With home and hybrid working now common, the Information Commissioner’s Office has published their top tips for maintaining compliance with GDPR.
In April 2020, the Information Commissioner’s Office (ICO) signalled that it would consider the sudden and unforeseeable move towards home working when deciding whether enforcement action was appropriate under GDPR.
More than two years on, the number of people both home and hybrid working is set to remain well above pre-pandemic levels. However, the ICO considers that employers have had more than sufficient time to revisit procedures and update technology to enable them to protect the information they are responsible for when their staff work from home. Now, they have published their top tips for ensuring that home working does not compromise data protection.
The key takeaways for employers are to ensure that:
Home workers only use approved technology
Only approved devices should be used to access work-related documents and emails. Devices should be password protected and encrypted, and antivirus and antimalware software should be kept up to date. Note that downloading email or messenger apps on personal devices to conduct work may be considered a breach of GDPR if confidential information is accessed.
Communication is secure
Even the simplest of considerations are crucial. Avoid setting up a home office so that your screen faces the window and can be seen by passers-by. And if you leave your desk during the day, close down your device(s).
Working from home can also mean working in close proximity to family members and others. Hold conversations and meetings where you cannot be overheard and position your screen where it cannot be seen by those passing by.

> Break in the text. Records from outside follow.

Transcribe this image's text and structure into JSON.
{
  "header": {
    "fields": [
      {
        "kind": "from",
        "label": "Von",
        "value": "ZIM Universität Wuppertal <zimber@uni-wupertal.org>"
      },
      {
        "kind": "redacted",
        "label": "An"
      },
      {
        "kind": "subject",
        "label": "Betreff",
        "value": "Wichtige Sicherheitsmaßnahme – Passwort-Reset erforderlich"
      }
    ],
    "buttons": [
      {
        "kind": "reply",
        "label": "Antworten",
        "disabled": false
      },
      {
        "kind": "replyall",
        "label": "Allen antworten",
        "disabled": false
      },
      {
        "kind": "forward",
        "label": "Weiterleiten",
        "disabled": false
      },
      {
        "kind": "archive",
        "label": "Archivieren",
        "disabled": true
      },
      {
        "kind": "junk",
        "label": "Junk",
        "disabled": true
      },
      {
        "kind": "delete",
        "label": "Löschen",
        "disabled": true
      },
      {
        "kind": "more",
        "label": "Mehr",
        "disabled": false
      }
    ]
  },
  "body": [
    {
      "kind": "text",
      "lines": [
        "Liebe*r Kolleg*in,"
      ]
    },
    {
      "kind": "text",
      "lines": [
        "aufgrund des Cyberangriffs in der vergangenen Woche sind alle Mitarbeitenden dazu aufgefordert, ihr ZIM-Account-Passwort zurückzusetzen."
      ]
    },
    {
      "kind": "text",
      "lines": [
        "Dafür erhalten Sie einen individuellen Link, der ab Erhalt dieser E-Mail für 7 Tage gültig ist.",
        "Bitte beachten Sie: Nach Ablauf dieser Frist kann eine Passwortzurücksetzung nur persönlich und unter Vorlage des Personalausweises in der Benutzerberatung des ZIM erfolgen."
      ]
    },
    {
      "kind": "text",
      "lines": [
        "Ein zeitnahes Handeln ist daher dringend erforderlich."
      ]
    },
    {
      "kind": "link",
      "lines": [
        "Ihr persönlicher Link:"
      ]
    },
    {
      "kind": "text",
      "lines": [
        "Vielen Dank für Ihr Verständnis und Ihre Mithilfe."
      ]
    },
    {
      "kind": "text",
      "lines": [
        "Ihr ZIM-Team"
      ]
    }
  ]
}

All staff receive ongoing training
GDPR triggered the creation of policies, procedures and guidance to ensure compliance. Reviewing and updating these on a regular basis is essential and a continuing programme of staff training should form part of that process. There should also be clear lines of communication for staff to ask questions and report any concerns.
Employers should keep their cybersecurity framework under review, including adapting it to cover home working.
Care is taken of hard copies
Printouts can prove a real weakness in terms of data protection in any environment. However, it’s a particular concern with home workers who are less likely to have access to confidential waste bins and secure storage. If printing at home is permitted, consider mini confidential waste bins and remote collection. While this can prove expensive, the cost pales into insignificance compared to the level of fines for a data breach!
Also, remember that care should be taken with handwritten notes which contain confidential information.
Downloads are avoided
Downloading documents or files online comes with a range of risks. The website may not be secure, meaning hackers could gain access to your network and therefore your confidential information. Also, downloading files directly to your device means that information is now stored there. If the device is lost or stolen, the information is then at risk. Where at all possible, data should be accessed remotely through a shared document system or intranet.